総選挙直前の今こそ、小泉構造改革の総括をすべきである
http://www.nikkeibp.co.jp/article/sj/20090825/176258/

小泉内閣時代に国民全体の手取りは14兆円も減った
 では、小泉構造改革とはなんだったのか、まず数字から見ていくことにしよう。

 小泉純一郎氏が総理大臣の座にいたのは、2001年4月から2006年9月までのことである。その5年半の間に、構造改革の進行によってわが国の経済は高成長を遂げたと言われているが本当だろうか。そこで、2001年1〜3月期と2006年7〜9月期と比較すると、実質GDPは507兆円から550兆円へと43兆円増えていることが分かる。伸び率にして8.5%増。年平均成長率は1.5%である。振り返ってみるとたいした成長ではない。

 ところが、昨年のリーマンショック以降のたった半年間で、実質GDPは40兆円も減少してしまった。5年半をかけて痛みに耐えてようやく43兆円をかせいだのに、そのほとんどが一瞬で吹き飛んでしまったことになる。構造改革派の人びとは、その原因を構造改革の後退あるいは不徹底というが、そもそも構造改革自体が砂上の楼閣だったのではないか。バブルでふくらんだ成長が、バブル崩壊によってしぼんだだけなのである。

 では、その間の雇用者報酬はどうなったのか。

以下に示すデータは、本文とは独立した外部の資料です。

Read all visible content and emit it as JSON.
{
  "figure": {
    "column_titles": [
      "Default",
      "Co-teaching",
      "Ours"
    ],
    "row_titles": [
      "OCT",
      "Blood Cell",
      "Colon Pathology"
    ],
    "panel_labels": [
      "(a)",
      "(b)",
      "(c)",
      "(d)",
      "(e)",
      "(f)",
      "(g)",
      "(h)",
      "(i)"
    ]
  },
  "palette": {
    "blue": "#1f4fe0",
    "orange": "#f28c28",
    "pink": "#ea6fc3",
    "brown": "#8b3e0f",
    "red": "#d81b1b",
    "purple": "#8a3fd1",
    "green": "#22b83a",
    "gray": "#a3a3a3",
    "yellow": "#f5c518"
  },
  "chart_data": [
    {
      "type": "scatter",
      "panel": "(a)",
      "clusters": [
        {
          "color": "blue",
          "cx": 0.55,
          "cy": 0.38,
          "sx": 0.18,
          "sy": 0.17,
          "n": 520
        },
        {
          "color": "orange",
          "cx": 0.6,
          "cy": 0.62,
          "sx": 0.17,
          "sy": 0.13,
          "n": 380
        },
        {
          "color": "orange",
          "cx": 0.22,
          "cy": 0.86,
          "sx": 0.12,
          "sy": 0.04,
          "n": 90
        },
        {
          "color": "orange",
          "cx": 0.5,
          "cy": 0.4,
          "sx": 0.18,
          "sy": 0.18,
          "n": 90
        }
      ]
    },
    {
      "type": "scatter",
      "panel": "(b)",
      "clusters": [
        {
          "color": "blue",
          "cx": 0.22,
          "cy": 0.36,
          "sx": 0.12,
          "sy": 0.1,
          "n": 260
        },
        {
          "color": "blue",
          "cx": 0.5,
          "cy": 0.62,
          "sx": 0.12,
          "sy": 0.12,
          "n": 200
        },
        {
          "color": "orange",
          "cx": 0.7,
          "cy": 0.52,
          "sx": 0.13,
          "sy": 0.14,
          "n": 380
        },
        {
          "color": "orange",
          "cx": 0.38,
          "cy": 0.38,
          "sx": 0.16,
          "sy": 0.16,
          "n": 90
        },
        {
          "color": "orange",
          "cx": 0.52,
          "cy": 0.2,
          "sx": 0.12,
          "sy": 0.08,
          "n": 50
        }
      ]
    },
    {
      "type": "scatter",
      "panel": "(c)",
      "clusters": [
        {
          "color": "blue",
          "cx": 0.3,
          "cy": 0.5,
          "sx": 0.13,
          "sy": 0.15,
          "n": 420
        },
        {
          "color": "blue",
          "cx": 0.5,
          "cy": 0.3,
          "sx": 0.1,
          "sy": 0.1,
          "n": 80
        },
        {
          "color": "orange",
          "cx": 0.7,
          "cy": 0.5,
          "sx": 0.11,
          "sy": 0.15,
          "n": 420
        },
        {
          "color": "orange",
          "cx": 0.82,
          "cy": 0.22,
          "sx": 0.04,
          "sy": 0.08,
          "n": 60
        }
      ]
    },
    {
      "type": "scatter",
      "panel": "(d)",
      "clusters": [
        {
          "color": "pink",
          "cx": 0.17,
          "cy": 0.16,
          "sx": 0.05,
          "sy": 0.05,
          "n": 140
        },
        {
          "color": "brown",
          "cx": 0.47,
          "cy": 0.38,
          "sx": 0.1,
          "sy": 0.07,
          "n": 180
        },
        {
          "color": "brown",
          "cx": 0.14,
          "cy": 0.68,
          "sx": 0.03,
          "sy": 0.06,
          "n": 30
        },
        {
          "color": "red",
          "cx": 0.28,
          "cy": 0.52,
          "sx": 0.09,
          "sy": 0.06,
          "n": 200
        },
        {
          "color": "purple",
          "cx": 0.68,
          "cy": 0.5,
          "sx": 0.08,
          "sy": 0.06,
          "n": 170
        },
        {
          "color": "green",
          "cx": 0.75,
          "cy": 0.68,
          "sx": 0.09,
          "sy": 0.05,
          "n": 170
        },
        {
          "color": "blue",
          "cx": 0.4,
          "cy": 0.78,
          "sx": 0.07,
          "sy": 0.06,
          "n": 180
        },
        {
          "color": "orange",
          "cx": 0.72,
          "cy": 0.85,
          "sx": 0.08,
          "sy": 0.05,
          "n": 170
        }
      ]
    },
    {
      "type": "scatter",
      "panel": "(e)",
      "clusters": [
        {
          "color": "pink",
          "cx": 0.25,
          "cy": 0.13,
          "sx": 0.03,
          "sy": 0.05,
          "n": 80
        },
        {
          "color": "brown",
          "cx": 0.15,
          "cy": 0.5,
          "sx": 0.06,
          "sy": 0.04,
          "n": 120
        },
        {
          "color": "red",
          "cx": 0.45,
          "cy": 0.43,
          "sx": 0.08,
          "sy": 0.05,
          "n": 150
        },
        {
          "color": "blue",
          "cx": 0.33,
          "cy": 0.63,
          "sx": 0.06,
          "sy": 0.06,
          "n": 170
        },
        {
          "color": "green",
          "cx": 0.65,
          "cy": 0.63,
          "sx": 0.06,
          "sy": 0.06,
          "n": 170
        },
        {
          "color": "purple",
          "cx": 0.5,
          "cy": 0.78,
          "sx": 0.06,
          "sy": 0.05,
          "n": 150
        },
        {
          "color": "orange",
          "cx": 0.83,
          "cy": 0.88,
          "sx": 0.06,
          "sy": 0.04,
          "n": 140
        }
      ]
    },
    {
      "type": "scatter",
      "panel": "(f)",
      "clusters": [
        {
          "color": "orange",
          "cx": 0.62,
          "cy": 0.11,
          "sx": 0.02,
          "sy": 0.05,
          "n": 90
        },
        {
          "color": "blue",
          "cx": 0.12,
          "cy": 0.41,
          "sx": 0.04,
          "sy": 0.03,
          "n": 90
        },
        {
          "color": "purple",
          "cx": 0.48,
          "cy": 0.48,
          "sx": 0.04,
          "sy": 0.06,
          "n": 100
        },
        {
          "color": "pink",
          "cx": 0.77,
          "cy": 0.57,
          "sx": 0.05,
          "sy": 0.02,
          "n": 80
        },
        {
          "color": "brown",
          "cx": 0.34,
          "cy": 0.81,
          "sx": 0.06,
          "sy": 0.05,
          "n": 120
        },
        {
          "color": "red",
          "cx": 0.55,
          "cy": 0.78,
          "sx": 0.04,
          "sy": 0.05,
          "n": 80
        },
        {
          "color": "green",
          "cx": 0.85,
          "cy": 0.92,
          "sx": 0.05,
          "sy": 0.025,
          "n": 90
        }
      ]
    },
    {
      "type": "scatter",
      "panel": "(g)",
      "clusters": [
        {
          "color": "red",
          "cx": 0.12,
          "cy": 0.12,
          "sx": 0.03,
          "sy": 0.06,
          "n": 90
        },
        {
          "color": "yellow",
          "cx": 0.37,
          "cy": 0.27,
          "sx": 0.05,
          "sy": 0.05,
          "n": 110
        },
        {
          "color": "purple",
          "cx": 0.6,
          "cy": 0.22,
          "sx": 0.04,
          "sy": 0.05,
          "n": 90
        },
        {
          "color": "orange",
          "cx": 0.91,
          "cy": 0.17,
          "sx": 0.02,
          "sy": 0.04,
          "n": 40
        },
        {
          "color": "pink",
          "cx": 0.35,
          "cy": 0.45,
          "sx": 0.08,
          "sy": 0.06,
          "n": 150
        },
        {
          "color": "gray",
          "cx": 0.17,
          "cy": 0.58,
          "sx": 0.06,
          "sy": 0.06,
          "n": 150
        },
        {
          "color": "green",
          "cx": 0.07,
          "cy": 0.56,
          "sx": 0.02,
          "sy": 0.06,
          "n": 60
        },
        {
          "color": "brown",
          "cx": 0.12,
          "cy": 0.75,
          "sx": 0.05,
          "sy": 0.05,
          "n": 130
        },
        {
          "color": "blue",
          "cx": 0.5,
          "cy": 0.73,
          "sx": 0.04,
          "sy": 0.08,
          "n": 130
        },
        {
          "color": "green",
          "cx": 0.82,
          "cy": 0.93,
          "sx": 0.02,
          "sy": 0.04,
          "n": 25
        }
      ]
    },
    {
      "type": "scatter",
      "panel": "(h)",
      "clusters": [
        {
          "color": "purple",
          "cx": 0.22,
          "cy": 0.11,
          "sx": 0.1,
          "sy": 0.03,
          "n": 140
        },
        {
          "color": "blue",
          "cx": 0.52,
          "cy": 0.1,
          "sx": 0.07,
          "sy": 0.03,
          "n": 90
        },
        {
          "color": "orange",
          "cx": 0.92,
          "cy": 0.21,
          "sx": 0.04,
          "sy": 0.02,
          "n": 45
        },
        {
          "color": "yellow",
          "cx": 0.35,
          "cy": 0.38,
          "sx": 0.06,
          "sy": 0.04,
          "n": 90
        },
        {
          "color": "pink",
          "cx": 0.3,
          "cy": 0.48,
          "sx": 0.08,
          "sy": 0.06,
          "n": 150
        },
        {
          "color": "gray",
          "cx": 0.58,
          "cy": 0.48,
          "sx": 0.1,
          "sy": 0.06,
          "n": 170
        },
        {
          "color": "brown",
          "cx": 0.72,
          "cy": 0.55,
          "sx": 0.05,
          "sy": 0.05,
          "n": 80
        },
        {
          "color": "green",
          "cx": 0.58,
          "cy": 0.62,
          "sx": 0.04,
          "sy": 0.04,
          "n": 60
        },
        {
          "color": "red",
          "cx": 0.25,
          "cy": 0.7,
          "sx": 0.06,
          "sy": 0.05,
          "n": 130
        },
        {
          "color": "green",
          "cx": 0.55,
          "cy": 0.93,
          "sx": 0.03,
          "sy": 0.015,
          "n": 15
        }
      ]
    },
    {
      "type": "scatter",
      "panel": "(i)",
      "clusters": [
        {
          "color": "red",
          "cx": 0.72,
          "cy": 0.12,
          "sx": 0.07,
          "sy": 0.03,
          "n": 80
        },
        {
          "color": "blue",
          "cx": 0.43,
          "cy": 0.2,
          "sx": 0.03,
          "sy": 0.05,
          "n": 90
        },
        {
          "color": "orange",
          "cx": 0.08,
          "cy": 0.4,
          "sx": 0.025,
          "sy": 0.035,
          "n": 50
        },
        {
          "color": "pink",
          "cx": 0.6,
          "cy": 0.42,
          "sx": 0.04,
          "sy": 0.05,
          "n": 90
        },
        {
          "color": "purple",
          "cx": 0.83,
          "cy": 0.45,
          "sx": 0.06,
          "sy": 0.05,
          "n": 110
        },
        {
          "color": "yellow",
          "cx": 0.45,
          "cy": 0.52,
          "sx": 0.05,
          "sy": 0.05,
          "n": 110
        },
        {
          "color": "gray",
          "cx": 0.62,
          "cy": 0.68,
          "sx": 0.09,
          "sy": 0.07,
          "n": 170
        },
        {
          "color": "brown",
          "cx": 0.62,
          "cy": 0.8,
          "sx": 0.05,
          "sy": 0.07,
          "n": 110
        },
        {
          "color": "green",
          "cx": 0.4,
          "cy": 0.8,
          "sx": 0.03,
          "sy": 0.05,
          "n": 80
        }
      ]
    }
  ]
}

雇用者報酬は名目値でしか発表されないので、名目GDPと比較してみよう。

 名目GDPは、小泉構造改革時代に、501兆円から507兆円へと6兆円の増加。伸び率は1.5%であり、年平均成長率は0.3%にすぎない。ほとんど増えていないのだが、雇用者報酬の数字はもっと悲惨である。小泉内閣の5年半で、雇用者報酬は271兆円から266兆円へと5兆円の減。マイナス1.9%になっているのだ。GDPが6兆円増えても、労働者の収入は逆に5兆円減ったのである。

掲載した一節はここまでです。